Daniel Kokotajlo, a former OpenAI researcher who joined in 2022, frames the stakes starkly. According to Wired AI, Kokotajlo—part of a group of ex-researchers who filed an amicus brief opposing the for-profit conversion—characterizes the underlying dynamic as a zero-sum race between Musk and Altman to build superintelligence first, with both parties justifiably fearing the other’s victory. Kokotajlo’s safety concerns reflect a broader worry: that the nonprofit framework, originally intended to anchor the company’s values, has been subordinated to competitive advantage.
Why This Matters
The trial’s outcome will determine which founder controls OpenAI’s future, but it will not resolve the structural problem both sides have accepted: that a nonprofit governance model can coexist with a multibillion-dollar for-profit operation without meaningful conflict. Nathan Calvin, VP of state affairs at the AI safety nonprofit Encode, acknowledged the foundation’s philanthropic resources while leaving the deeper accountability question unanswered.
Employees who joined OpenAI because it was a nonprofit research laboratory, policymakers who supported the nonprofit model as a counterweight to corporate AI development, and the public who believed in the mission are the real losers—not because of the trial’s outcome, but because the trial has exposed that the mission itself was negotiable from the beginning. Regardless of who wins, the precedent set—that AI safety and public benefit can be externalized into a holding company while commercial operations remain autonomous—signals a weakening of nonprofit governance as a meaningful safeguard in transformative AI development.

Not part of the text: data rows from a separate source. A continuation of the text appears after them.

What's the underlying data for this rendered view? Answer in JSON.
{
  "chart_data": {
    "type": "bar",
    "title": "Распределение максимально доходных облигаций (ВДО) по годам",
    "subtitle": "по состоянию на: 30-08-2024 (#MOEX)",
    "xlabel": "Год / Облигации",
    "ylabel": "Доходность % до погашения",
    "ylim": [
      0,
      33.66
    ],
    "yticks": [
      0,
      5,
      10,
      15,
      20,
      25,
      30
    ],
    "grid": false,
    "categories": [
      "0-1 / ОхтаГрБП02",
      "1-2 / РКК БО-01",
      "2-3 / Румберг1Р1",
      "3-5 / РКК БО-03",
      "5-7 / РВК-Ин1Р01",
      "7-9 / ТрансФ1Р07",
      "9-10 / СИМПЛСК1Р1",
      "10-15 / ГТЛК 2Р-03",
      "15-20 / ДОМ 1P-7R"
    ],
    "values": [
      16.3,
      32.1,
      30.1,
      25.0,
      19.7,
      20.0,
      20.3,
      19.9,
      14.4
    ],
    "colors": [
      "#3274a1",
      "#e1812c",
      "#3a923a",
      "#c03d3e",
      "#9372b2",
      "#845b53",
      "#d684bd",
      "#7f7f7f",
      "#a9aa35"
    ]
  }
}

Frequently Asked Questions
What is the Musk v. Altman trial about?
The decade-long case centers on control of OpenAI and whether the company's 2023 transition from nonprofit to for-profit structure honored the founders' original mission to ensure AGI benefits humanity.
When is a ruling expected?
According to Wired AI, closing arguments concluded on May 15, with a judgment potentially delivered within the following week.
Why do legal experts say the public loses regardless of the outcome?
Northwestern University law professor Jill Horwitz argues that neither party has demonstrated meaningful protection of the public interest—the core concern of nonprofit governance—making the nonprofit mission itself the casualty.
What do former OpenAI researchers say about the case?
Daniel Kokotajlo and other ex-researchers filed an amicus brief opposing the for-profit conversion, citing concerns that the nonprofit structure was essential to their decision to join and that OpenAI's safety culture is at risk.